Looking at ways to improve your communication is very valuable and something everyone can afford to do. My last article I discussed how to improve your communication skills by listening better , and now I’ll explore how to use regular questions to better communicate with others.
Asking questions is a simple way to stay engaged when communicating with someone. It shows interest and encourages the other person to keep communicating. If you don’t show any interest in continuing a conversation, it often ends without making any ground. Asking questions helps you to keep that person going into more detail or to branch the discussion into related areas. Its important to keep the questions on topic and don’t use them to steer the conversation in your own way.
Always ask Ask open ended questions to keep the conversation moving forward. These are questions that require some explanation to answer, such as "Why do you think that is important?" Closed questions tend to end topics quickly since it gives little to no room for a party to elaborate on their response, they are simply yes/no type of questions. Keeping yourself and the other party engaged is an important way to have better communication, and asking questions is a powerful tool to ensure that happens.

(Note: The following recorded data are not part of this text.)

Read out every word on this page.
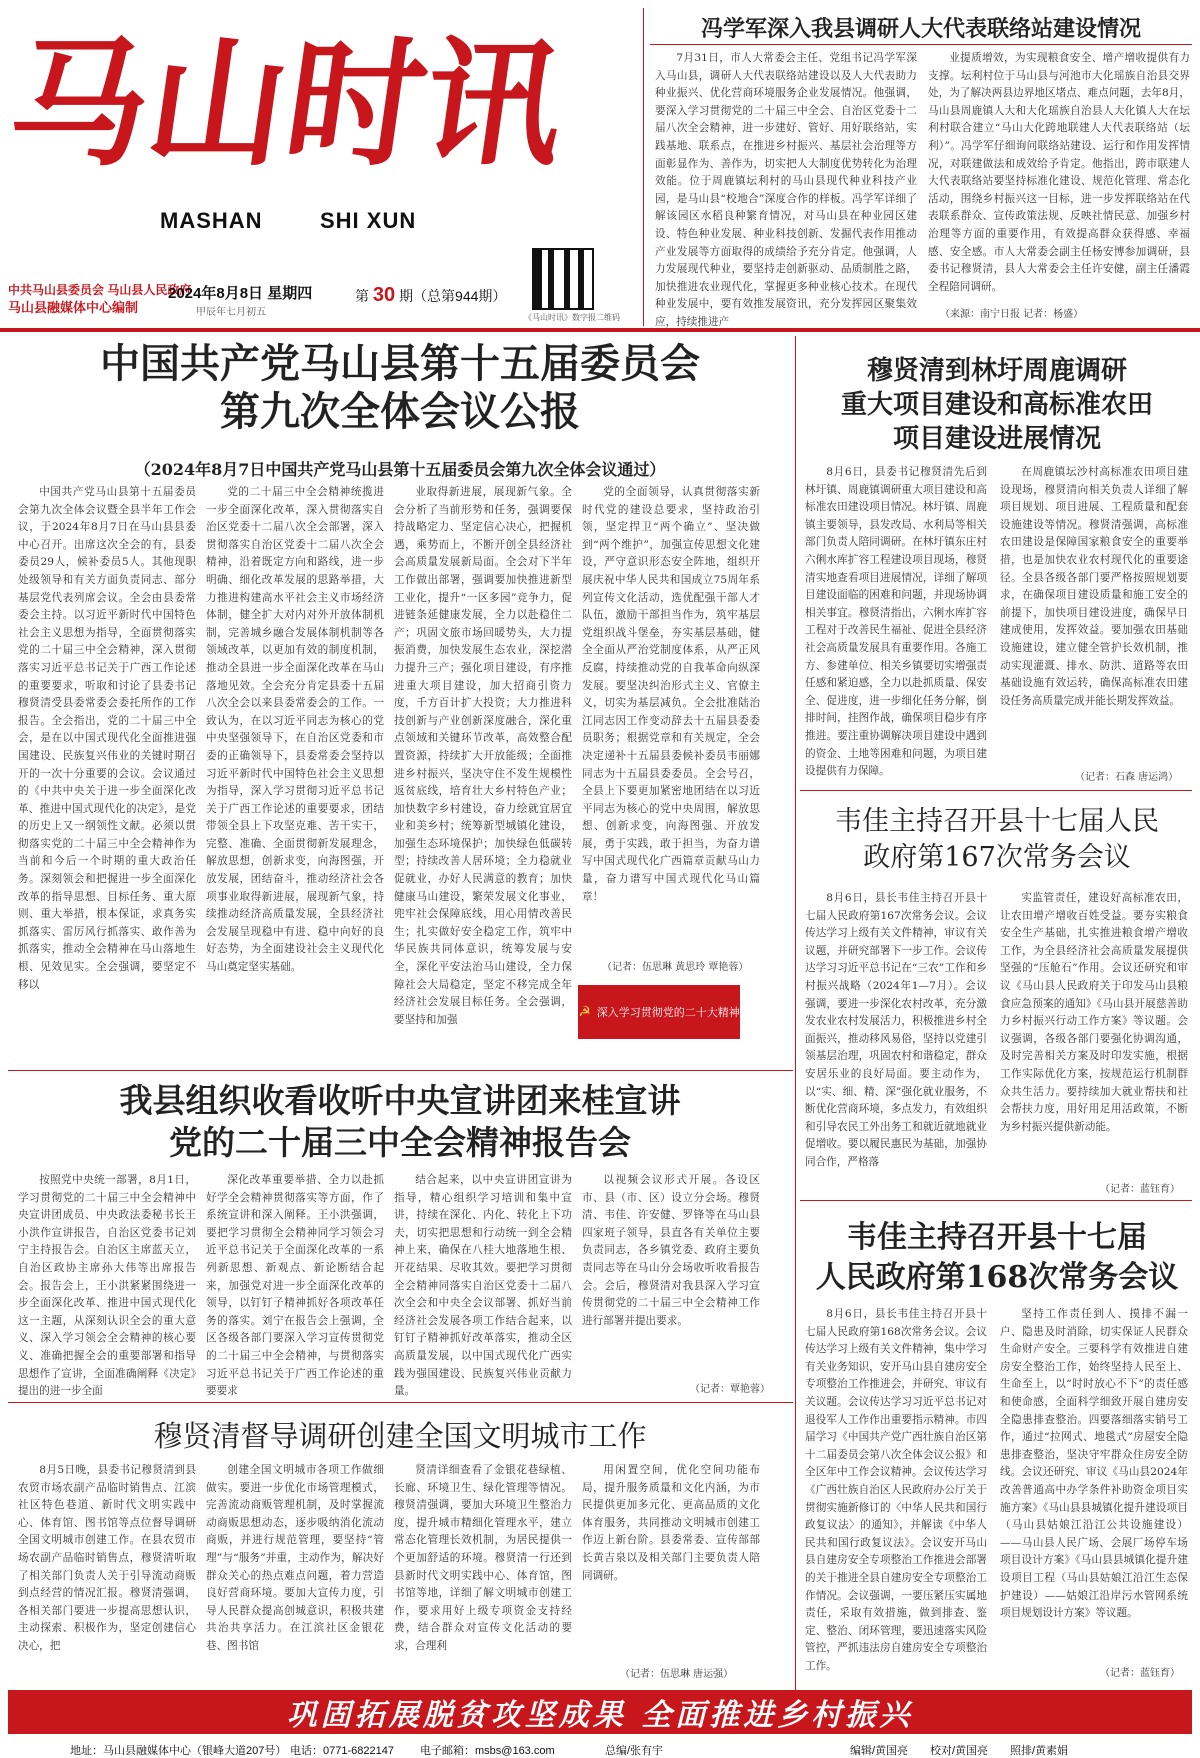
马山时讯
MASHAN	SHI XUN
中共马山县委员会 马山县人民政府
马山县融媒体中心编制
2024年8月8日 星期四
甲辰年七月初五
第 30 期（总第944期）
《马山时讯》数字报二维码
冯学军深入我县调研人大代表联络站建设情况
7月31日，市人大常委会主任、党组书记冯学军深入马山县，调研人大代表联络站建设以及人大代表助力种业振兴、优化营商环境服务企业发展情况。他强调，要深入学习贯彻党的二十届三中全会、自治区党委十二届八次全会精神，进一步建好、管好、用好联络站，实践基地、联系点，在推进乡村振兴、基层社会治理等方面彰显作为、善作为，切实把人大制度优势转化为治理效能。位于周鹿镇坛利村的马山县现代种业科技产业园，是马山县“校地合”深度合作的样板。冯学军详细了解该园区水稻良种繁育情况，对马山县在种业园区建设、特色种业发展、种业科技创新、发掘代表作用推动产业发展等方面取得的成绩给予充分肯定。他强调，人力发展现代种业，要坚持走创新驱动、品质制胜之路，加快推进农业现代化，掌握更多种业核心技术。在现代种业发展中，要有效推发展资讯，充分发挥园区聚集效应，持续推进产
业提质增效，为实现粮食安全、增产增收提供有力支撑。坛利村位于马山县与河池市大化瑶族自治县交界处，为了解决两县边界地区堵点、难点问题，去年8月，马山县周鹿镇人大和大化瑶族自治县人大化镇人大在坛利村联合建立“马山大化跨地联建人大代表联络站（坛利）”。冯学军仔细询问联络站建设、运行和作用发挥情况，对联建做法和成效给予肯定。他指出，跨市联建人大代表联络站要坚持标准化建设、规范化管理、常态化活动，围绕乡村振兴这一目标，进一步发挥联络站在代表联系群众、宣传政策法规、反映社情民意、加强乡村治理等方面的重要作用，有效提高群众获得感、幸福感、安全感。市人大常委会副主任杨安博参加调研，县委书记穆贤清，县人大常委会主任许安健，副主任潘霞全程陪同调研。
（来源：南宁日报 记者：杨盛）
中国共产党马山县第十五届委员会
第九次全体会议公报
（2024年8月7日中国共产党马山县第十五届委员会第九次全体会议通过）
中国共产党马山县第十五届委员会第九次全体会议暨全县半年工作会议，于2024年8月7日在马山县县委中心召开。出席这次全会的有，县委委员29人，候补委员5人。其他现职处级领导和有关方面负责同志、部分基层党代表列席会议。全会由县委常委会主持。以习近平新时代中国特色社会主义思想为指导，全面贯彻落实党的二十届三中全会精神，深入贯彻落实习近平总书记关于广西工作论述的重要要求，听取和讨论了县委书记穆贤清受县委常委会委托所作的工作报告。全会指出，党的二十届三中全会，是在以中国式现代化全面推进强国建设、民族复兴伟业的关键时期召开的一次十分重要的会议。会议通过的《中共中央关于进一步全面深化改革、推进中国式现代化的决定》，是党的历史上又一纲领性文献。必须以贯彻落实党的二十届三中全会精神作为当前和今后一个时期的重大政治任务。深刻领会和把握进一步全面深化改革的指导思想、目标任务、重大原则、重大举措，根本保证，求真务实抓落实、雷厉风行抓落实、敢作善为抓落实，推动全会精神在马山落地生根、见效见实。全会强调，要坚定不移以
党的二十届三中全会精神统揽进一步全面深化改革，深入贯彻落实自治区党委十二届八次全会部署，深入贯彻落实自治区党委十二届八次全会精神，沿着既定方向和路线，进一步明确、细化改革发展的思路举措，大力推进构建高水平社会主义市场经济体制，健全扩大对内对外开放体制机制，完善城乡融合发展体制机制等各领域改革，以更加有效的制度机制，推动全县进一步全面深化改革在马山落地见效。全会充分肯定县委十五届八次全会以来县委常委会的工作。一致认为，在以习近平同志为核心的党中央坚强领导下，在自治区党委和市委的正确领导下，县委常委会坚持以习近平新时代中国特色社会主义思想为指导，深入学习贯彻习近平总书记关于广西工作论述的重要要求，团结带领全县上下攻坚克难、苦干实干，完整、准确、全面贯彻新发展理念，解放思想，创新求变，向海图强，开放发展，团结奋斗，推动经济社会各项事业取得新进展，展现新气象，持续推动经济高质量发展，全县经济社会发展呈现稳中有进、稳中向好的良好态势，为全面建设社会主义现代化马山奠定坚实基础。
业取得新进展，展现新气象。全会分析了当前形势和任务，强调要保持战略定力、坚定信心决心，把握机遇，乘势而上，不断开创全县经济社会高质量发展新局面。全会对下半年工作做出部署，强调要加快推进新型工业化，提升“一区多园”竞争力，促进链条延健康发展，全力以赴稳住二产；巩固文旅市场回暖势头，大力提振消费，加快发展生态农业，深挖潜力提升三产；强化项目建设，有序推进重大项目建设，加大招商引资力度，千方百计扩大投资；大力推进科技创新与产业创新深度融合，深化重点领域和关键环节改革，高效整合配置资源，持续扩大开放能级；全面推进乡村振兴，坚决守住不发生规模性返贫底线，培育壮大乡村特色产业；加快数字乡村建设，奋力绘就宜居宜业和美乡村；统筹新型城镇化建设，加强生态环境保护；加快绿色低碳转型；持续改善人居环境；全力稳就业促就业，办好人民满意的教育；加快健康马山建设，繁荣发展文化事业，兜牢社会保障底线，用心用情改善民生；扎实做好安全稳定工作，筑牢中华民族共同体意识，统筹发展与安全，深化平安法治马山建设，全力保障社会大局稳定，坚定不移完成全年经济社会发展目标任务。全会强调，要坚持和加强
党的全面领导，认真贯彻落实新时代党的建设总要求，坚持政治引领，坚定捍卫“两个确立”、坚决做到“两个维护”，加强宣传思想文化建设，严守意识形态安全阵地，组织开展庆祝中华人民共和国成立75周年系列宣传文化活动，选优配强干部人才队伍，激励干部担当作为，筑牢基层党组织战斗堡垒，夯实基层基础，健全全面从严治党制度体系，从严正风反腐，持续推动党的自我革命向纵深发展。要坚决纠治形式主义、官僚主义，切实为基层减负。全会批准陆治江同志因工作变动辞去十五届县委委员职务；根据党章和有关规定，全会决定递补十五届县委候补委员韦丽娜同志为十五届县委委员。全会号召，全县上下要更加紧密地团结在以习近平同志为核心的党中央周围，解放思想、创新求变，向海图强、开放发展，勇于实践，敢于担当，为奋力谱写中国式现代化广西篇章贡献马山力量，奋力谱写中国式现代化马山篇章！
（记者：伍思琳 黄思玲 覃艳蓉）
☭ 深入学习贯彻党的二十大精神
穆贤清到林圩周鹿调研
重大项目建设和高标准农田
项目建设进展情况
8月6日，县委书记穆贤清先后到林圩镇、周鹿镇调研重大项目建设和高标准农田建设项目情况。林圩镇、周鹿镇主要领导，县发改局、水利局等相关部门负责人陪同调研。在林圩镇东庄村六俐水库扩容工程建设项目现场，穆贤清实地查看项目进展情况，详细了解项目建设面临的困难和问题，并现场协调相关事宜。穆贤清指出，六俐水库扩容工程对于改善民生福祉、促进全县经济社会高质量发展具有重要作用。各施工方、参建单位、相关乡镇要切实增强责任感和紧迫感，全力以赴抓质量、保安全、促进度，进一步细化任务分解，倒排时间，挂图作战，确保项目稳步有序推进。要注重协调解决项目建设中遇到的资金、土地等困难和问题，为项目建设提供有力保障。
在周鹿镇坛沙村高标准农田项目建设现场，穆贤清向相关负责人详细了解项目规划、项目进展、工程质量和配套设施建设等情况。穆贤清强调，高标准农田建设是保障国家粮食安全的重要举措，也是加快农业农村现代化的重要途径。全县各级各部门要严格按照规划要求，在确保项目建设质量和施工安全的前提下，加快项目建设进度，确保早日建成使用，发挥效益。要加强农田基础设施建设，建立健全管护长效机制，推动实现灌溉、排水、防洪、道路等农田基础设施有效运转，确保高标准农田建设任务高质量完成并能长期发挥效益。
（记者：石森 唐运鸿）
韦佳主持召开县十七届人民
政府第167次常务会议
8月6日，县长韦佳主持召开县十七届人民政府第167次常务会议。会议传达学习上级有关文件精神，审议有关议题，并研究部署下一步工作。会议传达学习习近平总书记在“三农”工作和乡村振兴战略（2024年1—7月）。会议强调，要进一步深化农村改革，充分激发农业农村发展活力，积极推进乡村全面振兴，推动移风易俗，坚持以党建引领基层治理，巩固农村和谐稳定，群众安居乐业的良好局面。要主动作为，以“实、细、精、深”强化就业服务，不断优化营商环境，多点发力，有效组织和引导农民工外出务工和就近就地就业促增收。要以履民惠民为基础，加强协同合作，严格落
实监管责任，建设好高标准农田，让农田增产增收百姓受益。要夯实粮食安全生产基础，扎实推进粮食增产增收工作，为全县经济社会高质量发展提供坚强的“压舱石”作用。会议还研究和审议《马山县人民政府关于印发马山县粮食应急预案的通知》《马山县开展慈善助力乡村振兴行动工作方案》等议题。会议强调，各级各部门要强化协调沟通，及时完善相关方案及时印发实施，根据工作实际优化方案，按规范运行机制群众共生活力。要持续加大就业帮扶和社会帮扶力度，用好用足用活政策，不断为乡村振兴提供新动能。
（记者：蓝钰育）
我县组织收看收听中央宣讲团来桂宣讲
党的二十届三中全会精神报告会
按照党中央统一部署，8月1日，学习贯彻党的二十届三中全会精神中央宣讲团成员、中央政法委秘书长王小洪作宣讲报告，自治区党委书记刘宁主持报告会。自治区主席蓝天立，自治区政协主席孙大伟等出席报告会。报告会上，王小洪紧紧围绕进一步全面深化改革、推进中国式现代化这一主题，从深刻认识全会的重大意义、深入学习领会全会精神的核心要义、准确把握全会的重要部署和指导思想作了宣讲，全面准确阐释《决定》提出的进一步全面
深化改革重要举措、全力以赴抓好学全会精神贯彻落实等方面，作了系统宣讲和深入阐释。王小洪强调，要把学习贯彻全会精神同学习领会习近平总书记关于全面深化改革的一系列新思想、新观点、新论断结合起来，加强党对进一步全面深化改革的领导，以钉钉子精神抓好各项改革任务的落实。刘宁在报告会上强调，全区各级各部门要深入学习宣传贯彻党的二十届三中全会精神，与贯彻落实习近平总书记关于广西工作论述的重要要求
结合起来，以中央宣讲团宣讲为指导，精心组织学习培训和集中宣讲，持续在深化、内化、转化上下功夫，切实把思想和行动统一到全会精神上来，确保在八桂大地落地生根、开花结果、尽收其效。要把学习贯彻全会精神同落实自治区党委十二届八次全会和中央全会议部署、抓好当前经济社会发展各项工作结合起来，以钉钉子精神抓好改革落实，推动全区高质量发展，以中国式现代化广西实践为强国建设、民族复兴伟业贡献力量。
以视频会议形式开展。各设区市、县（市、区）设立分会场。穆贤清、韦佳、许安健、罗锋等在马山县四家班子领导，县直各有关单位主要负责同志，各乡镇党委、政府主要负责同志等在马山分会场收听收看报告会。会后，穆贤清对我县深入学习宣传贯彻党的二十届三中全会精神工作进行部署并提出要求。
（记者：覃艳蓉）
穆贤清督导调研创建全国文明城市工作
8月5日晚，县委书记穆贤清到县农贸市场农副产品临时销售点、江滨社区特色巷道、新时代文明实践中心、体育馆、图书馆等点位督导调研全国文明城市创建工作。在县农贸市场农副产品临时销售点，穆贤清听取了相关部门负责人关于引导流动商贩到点经营的情况汇报。穆贤清强调，各相关部门要进一步提高思想认识，主动探索、积极作为，坚定创建信心决心，把
创建全国文明城市各项工作做细做实。要进一步优化市场管理模式，完善流动商贩管理机制，及时掌握流动商贩思想动态，逐步吸纳消化流动商贩，并进行规范管理，要坚持“管理”与“服务”并重，主动作为，解决好群众关心的热点难点问题，着力营造良好营商环境。要加大宣传力度，引导人民群众提高创城意识，积极共建共治共享活力。在江滨社区金银花巷、图书馆
贤清详细查看了金银花巷绿植、长廊、环境卫生、绿化管理等情况。穆贤清强调，要加大环境卫生整治力度，提升城市精细化管理水平，建立常态化管理长效机制，为居民提供一个更加舒适的环境。穆贤清一行还到县新时代文明实践中心、体育馆，图书馆等地，详细了解文明城市创建工作，要求用好上级专项资金支持经费，结合群众对宣传文化活动的要求，合理利
用闲置空间，优化空间功能布局，提升服务质量和文化内涵，为市民提供更加多元化、更高品质的文化体育服务，共同推动文明城市创建工作迈上新台阶。县委常委、宣传部部长黄吉泉以及相关部门主要负责人陪同调研。
（记者：伍思琳 唐运强）
韦佳主持召开县十七届
人民政府第168次常务会议
8月6日，县长韦佳主持召开县十七届人民政府第168次常务会议。会议传达学习上级有关文件精神，集中学习有关业务知识，安开马山县自建房安全专项整治工作推进会，并研究、审议有关议题。会议传达学习习近平总书记对退役军人工作作出重要指示精神。市四届学习《中国共产党广西壮族自治区第十二届委员会第八次全体会议公报》和全区年中工作会议精神。会议传达学习《广西壮族自治区人民政府办公厅关于贯彻实施新修订的〈中华人民共和国行政复议法〉的通知》，并解读《中华人民共和国行政复议法》。会议安开马山县自建房安全专项整治工作推进会部署的关于推进全县自建房安全专项整治工作情况。会议强调，一要压紧压实属地责任，采取有效措施，做到排查、鉴定、整治、闭环管理，要迅速落实风险管控，严抓违法房自建房安全专项整治工作。
坚持工作责任到人、摸排不漏一户、隐患及时消除，切实保证人民群众生命财产安全。三要科学有效推进自建房安全整治工作，始终坚持人民至上、生命至上，以“时时放心不下”的责任感和使命感，全面科学细致开展自建房安全隐患排查整治。四要落细落实销号工作，通过“拉网式、地毯式”房屋安全隐患排查整治，坚决守牢群众住房安全防线。会议还研究、审议《马山县2024年改善普通高中办学条件补助资金项目实施方案》《马山县县城镇化提升建设项目（马山县姑娘江沿江公共设施建设）——马山县人民广场、会展厂场停车场项目设计方案》《马山县县城镇化提升建设项目工程（马山县姑娘江沿江生态保护建设）——姑娘江沿岸污水管网系统项目规划设计方案》等议题。
（记者：蓝钰育）
巩固拓展脱贫攻坚成果 全面推进乡村振兴
地址：马山县融媒体中心（银峰大道207号） 电话：0771-6822147 电子邮箱：msbs@163.com	总编/张有宇	编辑/黄国亮 校对/黄国亮 照排/黄素娟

Communication is not just someone telling things to someone else. It is about how that communication is received and understood. You can use questions to ensure that you understand as well that the other person understands what you have to say. Questions can help you to clarify the content of communication and they provide a tool that you can use to ensure there is understanding from the other party as well. Ask someone to elaborate on a statement, or ask about what they think of something or perhaps even ask if they can explain what they think you are saying (or vise versa), these are all great ways to ensure that there is complete understanding. Mind you, you still have to learn to ask the right questions and to ask at the appropriate time in a conversation but these comes with practice and even a beginner with this will gain from it in communicating better.
Keep an Open Mind
Questions help communication because they keep you open minded since you use them to learn more about others’ ideas and comments, instead of presenting your own in place of them. Using questions is very effective even if you don’t agree with that person so that you are looking to see things from their perspective and consider more than your initial reaction. When you are asking questions, you come across that you are interested in learning about the other person and not just yourself. Its an easy way to hold back your own advise and comments in a conversation if you first look at asking more questions with an open mind about what is really being communicated.
Lead The Other Person
While its important to keep an open mind, there are times when you want to really get your own point or argument across in a conversation. This can be done as well with questioning. If you use your questions with a word or focus on a particular outcome, you can often lead the other party your way with them still feeling like it was their decision to do so. This is obviously a powerful communication tool for a leader as there are times you already have a certain direction you would like a conversation to go, but don’t want to tell or force the other person to go your way. If you use questions that lead them to what you want, you can communicate your direction and keep the other person highly engaged and interested. Sometimes a simple phrased question like, "Are you planning on writing a brief report then on that issue and getting everyone involved?" is a lot more powerful than, "What are you going to do next?".
So, you obviously have to balance this with keeping an open mind and using open ended questions when appropriate but you can definitely control how your questions impact a conversation just by the way you ask them.
A final area I find critical in regards to questions in communication is actually reflecting on the questions from others. You should never interrupt or even respond too quickly to a question. Take an extra moment and reflect on that question. What are they really asking? Why are they asking it? What are they likely wanting from you in response? All these can be part of a momentary reflection in your mind before actually responding. Take a minute, show some facial expression to indicate that you are thinking on their question and then respond after reflecting on it. This helps to build rapport with others as they take you seriously and know then that you do in fact care about your response and that you put at least a moment of thought into it, and not just a reactive or instinctive answer. Watch for others reflecting on your questions and see what impact that has on you? You can do the same with your responses, it just takes a bit of reflection time.
What other communication techniques do questions give you?